In the numerical simulation, the roll rotation is replaced by the load shifting on the fixed roll surface [22,23]. Here, two-dimensional rigid shaft and the elastic steel sleeve are assumed. Then, the interface slippage can be expressed from the interface displacement at the sleeve interface because of no displacement of the rigid shaft. In Section 4.2, it was shown that the residual deflection is caused by the relative slippage between the sleeve and the shaft. From the stress distributions along the shrink-fitted surface, the relative slippage condition was discussed in terms of the stress quasi-equilibrium region.

In this section, first, to confirm the residual displacement, the slippage region will be investigated. If the slippage region is confirmed, the residual displacement should be found in a similar way in Section 4.2. Therefore, by removing the loading the residual displacement will be discussed. Figure 13a shows the quasi-equilibrium stress region where slippage occurs as ${\tau }_{r\theta }^{P(0)}\cong \left|\mu {\sigma }_r^{P(0)}\right|$ when the pair of loads applied at the position $\theta =0$ and $\theta =\pi$. When the initial loads $P(0)$ and $P(\pi )$ are applied, the slippage occurs around $\theta =0$ and $\theta =\pi$. As shown in Figure 13b, after removing the initial loads as $P(0)\to 0$, the slippage region becomes smaller. However, the quasi-equilibrium stress region where the slippage occurs still exists near the loaded position $\theta =0$ and $\theta =\pi$. Figure 14 shows the displacement distributions $u_{\theta }^{P(0)}(\theta )$ under the initial load $P(0)$ and $u_{\theta }^{P(0)\to 0}(\theta )$ after removing the initial load as $P(0)\to 0$. From Figure 14, it is confirmed that the displacement remains near the slippage region even after removing the load. The remaining displacement is regarded as the residual displacement.

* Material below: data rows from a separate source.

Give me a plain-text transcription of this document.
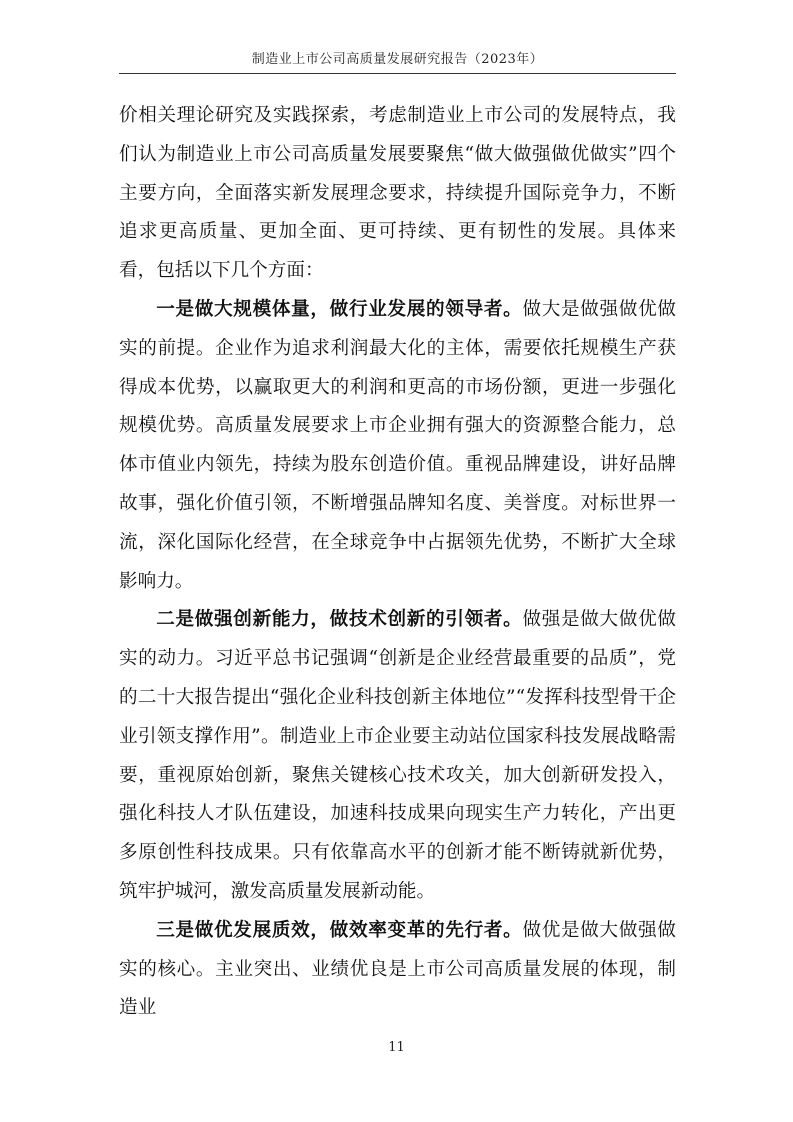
制造业上市公司高质量发展研究报告（2023年）

价相关理论研究及实践探索，考虑制造业上市公司的发展特点，我们认为制造业上市公司高质量发展要聚焦“做大做强做优做实”四个主要方向，全面落实新发展理念要求，持续提升国际竞争力，不断追求更高质量、更加全面、更可持续、更有韧性的发展。具体来看，包括以下几个方面：

一是做大规模体量，做行业发展的领导者。做大是做强做优做实的前提。企业作为追求利润最大化的主体，需要依托规模生产获得成本优势，以赢取更大的利润和更高的市场份额，更进一步强化规模优势。高质量发展要求上市企业拥有强大的资源整合能力，总体市值业内领先，持续为股东创造价值。重视品牌建设，讲好品牌故事，强化价值引领，不断增强品牌知名度、美誉度。对标世界一流，深化国际化经营，在全球竞争中占据领先优势，不断扩大全球影响力。

二是做强创新能力，做技术创新的引领者。做强是做大做优做实的动力。习近平总书记强调“创新是企业经营最重要的品质”，党的二十大报告提出“强化企业科技创新主体地位”“发挥科技型骨干企业引领支撑作用”。制造业上市企业要主动站位国家科技发展战略需要，重视原始创新，聚焦关键核心技术攻关，加大创新研发投入，强化科技人才队伍建设，加速科技成果向现实生产力转化，产出更多原创性科技成果。只有依靠高水平的创新才能不断铸就新优势，筑牢护城河，激发高质量发展新动能。

三是做优发展质效，做效率变革的先行者。做优是做大做强做实的核心。主业突出、业绩优良是上市公司高质量发展的体现，制造业

11
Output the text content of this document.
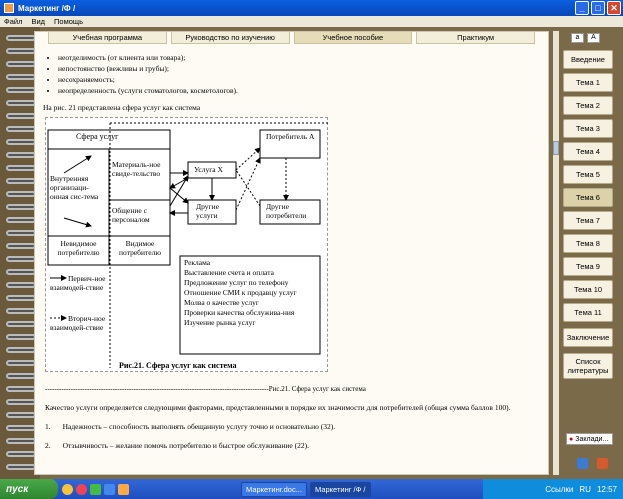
Маркетинг /Ф /	_	□	✕
Файл Вид Помощь
Учебная программа	Руководство по изучению	Учебное пособие	Практикум
• неотделимость (от клиента или товара);
• непостоянство (вежливы и грубы);
• несохраняемость;
• неопределенность (услуги стоматологов, косметологов).
На рис. 21 представлена сфера услуг как система
Сфера услуг
Внутренняя организаци-онная сис-тема
Материаль-ное свиде-тельство
Общение с персоналом
Невидимое потребителю
Видимое потребителю
Услуга Х
Другие услуги
Потребитель А
Другие потребители
Реклама
Выставление счета и оплата
Предложение услуг по телефону
Отношение СМИ к продавцу услуг
Молва о качестве услуг
Проверки качества обслужива-ния
Изучение рынка услуг
Первич-ное взаимодей-ствие
Вторич-ное взаимодей-ствие
Рис.21. Сфера услуг как система
------------------------------------------------------------------------------------------------Рис.21. Сфера услуг как система
Качество услуги определяется следующими факторами, представленными в порядке их значимости для потребителей (общая сумма баллов 100).
1. Надежность – способность выполнять обещанную услугу точно и основательно (32).
2. Отзывчивость – желание помочь потребителю и быстрое обслуживание (22).
a	A
Введение
Тема 1
Тема 2
Тема 3
Тема 4
Тема 5
Тема 6
Тема 7
Тема 8
Тема 9
Тема 10
Тема 11
Заключение
Список литературы
● Заклади...
пуск	Маркетинг.doc... Маркетинг /Ф /	Ссылки RU 12:57
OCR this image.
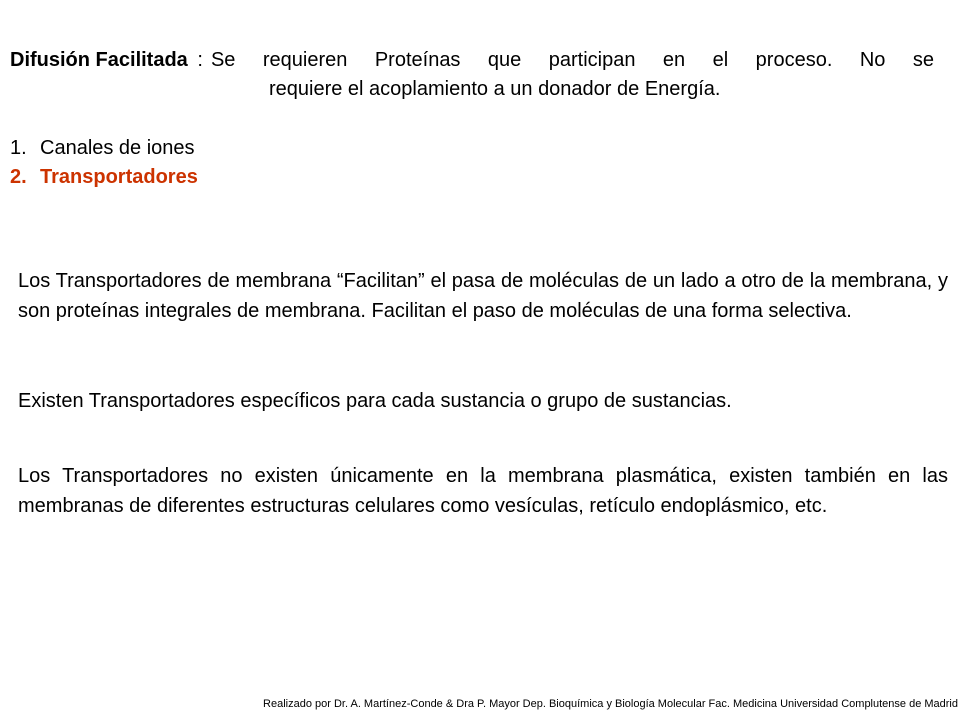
Difusión Facilitada : Se requieren Proteínas que participan en el proceso. No se
requiere el acoplamiento a un donador de Energía.
1. Canales de iones
2. Transportadores

Los Transportadores de membrana “Facilitan” el pasa de moléculas de un lado a otro de la membrana, y son proteínas integrales de membrana. Facilitan el paso de moléculas de una forma selectiva.

Existen Transportadores específicos para cada sustancia o grupo de sustancias.

Los Transportadores no existen únicamente en la membrana plasmática, existen también en las membranas de diferentes estructuras celulares como vesículas, retículo endoplásmico, etc.

Realizado por Dr. A. Martínez-Conde & Dra P. Mayor Dep. Bioquímica y Biología Molecular Fac. Medicina Universidad Complutense de Madrid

When the roll is rotating under the initial loads, the residual displacement will be accumulated. Under the initial load without roll rotation, the average displacement is zero as shown in Figure 9. However, with increasing the roll rotation angle, the average displacement may increase and may cause interfacial circumferential slippage.

6. Conclusions

In this study, numerical simulation was performed to realize the residual deflection in sleeve constructed roll where the sleeve was assembled to the shaft by shrinkage fitting. The finite element method was carried out for and the following conclusions were obtained.

(1)

Residual deflection after removing the load W = 294 kN coincides with the previous experimental results within 15% error.

(2)

With increasing the friction coefficient μ, the residual deflection increases having a peak value around μ = 0.1–0.2, then decreases. The friction coefficient providing the peak varies depending on the magnitude of the load applied before removing the load.

(3)

The relative slip is affected by the friction coefficient in a similar way of the residual deflection as shown in Figure 5 and Figure 8.

(4)

The same residual deflection can be obtained when the product of the quasi-equilibrium zone and the distance from this region to z = 0 is almost the same. Here, the quasi-equilibrium zone can be defined as the region where the shear force is balanced the friction as $\tau \cong \left|\mu \sigma \right|$ within 1 MPa difference.

(5)

The quasi-equilibrium stress zone and the residual displacement are strongly related to the residual deflection. The quasi-equilibrium stress zone can be seen in the circumferential direction between the sleeve and shaft may cause the circumferential interfacial slippage.